Я написал эти слова в 1945 году, но, как мне кажется, они сохраняют свою справедливость и по сей день. Было много ложных зорь, но по-настоящему солнце еще не поднялось над русской интеллигенцией. Наверное, даже самый отвратительный деспотизм порождает своего рода непредусмотренный побочный продукт – непричастность лучших людей нации к господствующей коррупции, героическую защиту человеческих ценностей. В России это часто сочетается – при всех режимах – с необыкновенным развитием чувства смешного, иногда весьма тонкого и деликатного. Это можно наблюдать во всей русской литературе, иногда на самых мучительных страницах Гоголя и Достоевского. Юмор этот – прямой, непосредственный, неудержимый. Он сильно отличается от остроумия, сатиры и всех искусно устроенных развлечений Запада. Я отмечал далее, что именно эта черта русских писателей, даже верных слуг режима, проявлявшаяся, чуть только они забывали следить за собой, придавала их поведению и разговору черты, особенно привлекательные для иностранного посетителя. Мне кажется, чтодело обстоит так и сегодня.

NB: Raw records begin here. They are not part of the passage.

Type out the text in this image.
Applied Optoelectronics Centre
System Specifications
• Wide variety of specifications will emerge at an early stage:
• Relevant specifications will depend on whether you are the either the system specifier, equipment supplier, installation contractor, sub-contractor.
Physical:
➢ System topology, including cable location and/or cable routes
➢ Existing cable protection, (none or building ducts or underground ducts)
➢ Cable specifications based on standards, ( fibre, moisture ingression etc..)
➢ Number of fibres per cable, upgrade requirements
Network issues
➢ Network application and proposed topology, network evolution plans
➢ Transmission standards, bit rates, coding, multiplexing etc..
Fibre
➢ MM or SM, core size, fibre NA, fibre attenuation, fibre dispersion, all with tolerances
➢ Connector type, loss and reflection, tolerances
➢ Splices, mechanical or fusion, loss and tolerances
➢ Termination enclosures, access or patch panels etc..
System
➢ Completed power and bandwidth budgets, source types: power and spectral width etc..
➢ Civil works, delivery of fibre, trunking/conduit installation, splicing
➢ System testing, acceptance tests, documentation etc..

Мои встречи и беседы с Борисом Пастернаком и Анной Ахматовой, знакомство с не поддающимися описанию условиями, в которых они жили и работали, с отношением, которому они подвергались, сам факт, что мне довелось вступить с ними в личные, скажу прямо, дружеские отношения, – все это глубоко повлияло на меня и навсегда изменило мой внутренний кругозор. Когда я теперь вижу их имена в печати или слышу, как их упоминают, передо мной как живые встают они сами – выражение лиц, жесты, слова. Когда я читаю их произведения, то даже сегодня я слышу звуки их голосов.